One of the magehelds racing toward them was Infante’s big African. Beside him, Addison muttered something and then she went white hot to him and that drove home why the magekind called them hotbloods.
Addison sent out a surge of psychic energy that raced away from them. The first of the magehelds reached them, but Harsh knew where the demon was because that oily mage-born magic loose in him vibrated with awareness. He turned and punched, a physical blow and a psychic one. The mageheld was dead before it hit the ground. Quickly, he sent the magic home, safe from being stolen by one of the mages on the bridge.
She stared at him. “What the hell?”
If his other magic was half as distracting to her as it was to him, they weren’t going to get out of this with their freedom or their lives, but he had no idea how to get it under control just now, and besides, if it meant he’d know when a mageheld was trying to ambush them, maybe it was worth it. They were outnumbered, and those mages didn’t give a shit how many magehelds died.

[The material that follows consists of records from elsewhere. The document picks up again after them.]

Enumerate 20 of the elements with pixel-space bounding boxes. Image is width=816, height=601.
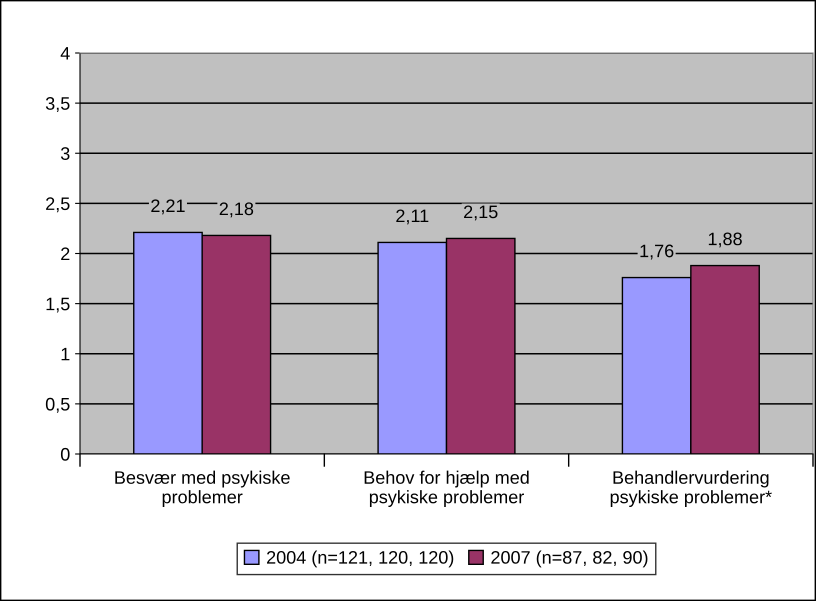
y-tick-label: 0,5 [46, 398, 70, 413]
y-tick-label: 1 [62, 348, 70, 360]
data-label: 2,15 [464, 205, 498, 220]
y-tick-label: 2 [61, 247, 70, 260]
y-tick-label: 3 [60, 147, 70, 160]
y-tick-label: 4 [60, 47, 70, 60]
y-tick-label: 0 [60, 448, 70, 461]
x-tick-label: Besvær med psykiske problemer [115, 470, 290, 507]
x-tick-label: Behandlervurdering psykiske problemer* [610, 470, 772, 507]
legend-label: 2007 (n=87, 82, 90) [491, 550, 648, 568]
y-tick-label: 1,5 [46, 298, 70, 312]
data-label: 2,11 [396, 209, 428, 224]
data-label: 2,21 [151, 199, 185, 214]
legend-label: 2004 (n=121, 120, 120) [267, 550, 454, 568]
y-tick-label: 3,5 [46, 97, 70, 112]
x-tick-label: Behov for hjælp med psykiske problemer [364, 470, 529, 507]
data-label: 1,76 [640, 244, 674, 260]
data-label: 2,18 [220, 202, 254, 218]
y-tick-label: 2,5 [46, 197, 70, 212]
data-label: 1,88 [708, 232, 742, 248]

Addison did something and two seconds later, his awareness of the mage on the ground winked out. One minute there, the next: gone. He didn’t need to look at her to know she was responsible, despite their distance from the mage. On the upward slope, four of the magehelds stopped. Two of them collapsed. Seconds later, four new free kin hooked into their psychic connection because she hadn’t just taken a mage out of commission, she’d fucking killed him.